Artificial intelligence (AI) is transforming our societies, but the more it proliferates, the higher the customer demands for functionality and efficiency (most notably energy). Thus, as time progresses the limitations of statistical learning-based AI that has underpinned most AI work so far are beginning to naturally become more exposed. Tasks such as variable binding and manipulation, inductive reasoning and 1-shot learning, at which statistical learning is not as strong, suggest solutions in the sphere of abstract symbol processing AI. The commonly referenced 'next wave of AI' that is capable of such exploits (towards "strong AI") is likely to make extensive use of symbol processing capabilities and simultaneously demand a bespoke set of hardware solutions. The proposed project primarily addresses the issue of developing general-purpose (platform-level) hardware for precisely symbolic AI.

The proposed project seeks to develop a memory module that features: a) an internal structure and b) in-memory computing capabilities that render it particularly suitable for symbolic processing-based artificial intelligence (AI) systems. Ultimately the project seeks to deliver: 1) Two microchip iterations prototyping the memory system. 2) A software environment (infrastructure) for easy programming and operation of the resulting microchips (includes simulation capabilities for proof-of-concept tests). 3) A demonstration of the memory cell operating together with a symbolic processor as an aggregate system. 4) A functioning set of starter applications illustrating the capabilities of the design.

The overall effort is driven by a philosophy of co-optimising the memory across the entire trio of fundamental device components, symbolic AI mechanics and hardware design facets. Specifically: functionality in the proposed memory system will be pursued by: a) Designing a resistive RAM-based (ReRAM) memory unit where operation of the ReRAM devices and ReRAM tech specifications themselves are subservient to the specific operational goals of the memory system. b) Adapting the mathematical machinery of the system in order to map functional operations to hardware-friendly machine-code level operations: the stress is on hardware-friendliness, not mathematical elegance. This will be inextricably linked to the design of the memory's instruction set. c) Designing an architecture that runs the symbolic memory efficiently by using memory allocation techniques that maximise locality and making extensive use of power-gating. Simultaneously, implementation of a solid software stack infrastructure will enable efficient and fast prototyping and hypothesis testing.
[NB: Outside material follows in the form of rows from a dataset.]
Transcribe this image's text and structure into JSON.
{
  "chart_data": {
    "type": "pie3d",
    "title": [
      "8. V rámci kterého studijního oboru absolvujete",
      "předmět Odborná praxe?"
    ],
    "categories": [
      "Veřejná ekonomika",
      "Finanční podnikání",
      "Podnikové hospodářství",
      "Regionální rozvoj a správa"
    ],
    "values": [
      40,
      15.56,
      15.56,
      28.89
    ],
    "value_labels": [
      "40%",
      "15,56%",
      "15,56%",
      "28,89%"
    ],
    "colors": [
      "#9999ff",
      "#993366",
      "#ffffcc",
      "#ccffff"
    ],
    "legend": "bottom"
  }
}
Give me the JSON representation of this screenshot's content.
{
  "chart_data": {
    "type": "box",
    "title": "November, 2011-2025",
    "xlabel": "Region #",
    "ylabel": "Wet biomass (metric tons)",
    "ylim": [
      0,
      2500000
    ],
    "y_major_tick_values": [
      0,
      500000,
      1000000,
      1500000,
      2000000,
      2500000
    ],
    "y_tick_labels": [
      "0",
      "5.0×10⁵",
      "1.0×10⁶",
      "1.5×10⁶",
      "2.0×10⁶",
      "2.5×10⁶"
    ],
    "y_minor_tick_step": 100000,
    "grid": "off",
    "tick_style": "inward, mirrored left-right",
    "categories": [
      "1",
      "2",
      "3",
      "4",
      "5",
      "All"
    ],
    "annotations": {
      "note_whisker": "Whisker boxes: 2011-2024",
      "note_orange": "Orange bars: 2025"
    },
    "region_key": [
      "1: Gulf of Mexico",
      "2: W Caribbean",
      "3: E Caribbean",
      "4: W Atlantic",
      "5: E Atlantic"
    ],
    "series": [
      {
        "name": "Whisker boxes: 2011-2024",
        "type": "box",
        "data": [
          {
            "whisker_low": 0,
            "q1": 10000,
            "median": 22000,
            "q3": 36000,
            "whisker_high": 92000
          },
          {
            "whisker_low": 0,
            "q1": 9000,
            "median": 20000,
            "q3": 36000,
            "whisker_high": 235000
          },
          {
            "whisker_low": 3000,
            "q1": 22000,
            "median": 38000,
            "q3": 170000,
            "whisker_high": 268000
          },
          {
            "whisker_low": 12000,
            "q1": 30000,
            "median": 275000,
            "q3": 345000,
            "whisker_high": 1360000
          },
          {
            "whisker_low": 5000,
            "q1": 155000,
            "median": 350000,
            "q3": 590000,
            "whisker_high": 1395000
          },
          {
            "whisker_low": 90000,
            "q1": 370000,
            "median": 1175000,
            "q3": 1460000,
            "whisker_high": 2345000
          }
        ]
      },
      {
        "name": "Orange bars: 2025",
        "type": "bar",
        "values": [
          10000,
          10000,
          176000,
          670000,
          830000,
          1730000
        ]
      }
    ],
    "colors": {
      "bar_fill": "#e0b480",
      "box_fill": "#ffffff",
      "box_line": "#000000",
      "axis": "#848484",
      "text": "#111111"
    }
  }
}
The cornerstone of the targeted project impact is to lay the foundations for launching an industrial-scale design effort towards hardware for symbolic AI. Hence the bulk of the effort is in chip design (prototype-based de-risking of the idea) and toolchain development (impact acceleration by lowering barriers to user uptake). Simultaneously, it is expected that the project will play a significant role in enhancing interest in symbol-level AI and very crucially, inducing interest in connecting symbolic AI with statistical learning one; thereby significant impact on knowledge is achieved. Finally, the increased in the capabilities of AI, as well as the transparency of decision-making (typically readily expressible via formal expressions or even in pseudo-natural language) offered by the symbolic approach promise to make a significant impact in enhancing acceptance of AI by society, providing a solid scientific foundation for certification processes (AI trust - broadening the scope of applications that accept an AI solution). With hardware available for this task, significant impact on productivity and quality of life is to be achieved.

The project is self-contained and is designed to launch a much broader, sustainable effort, headed by the PI in this field.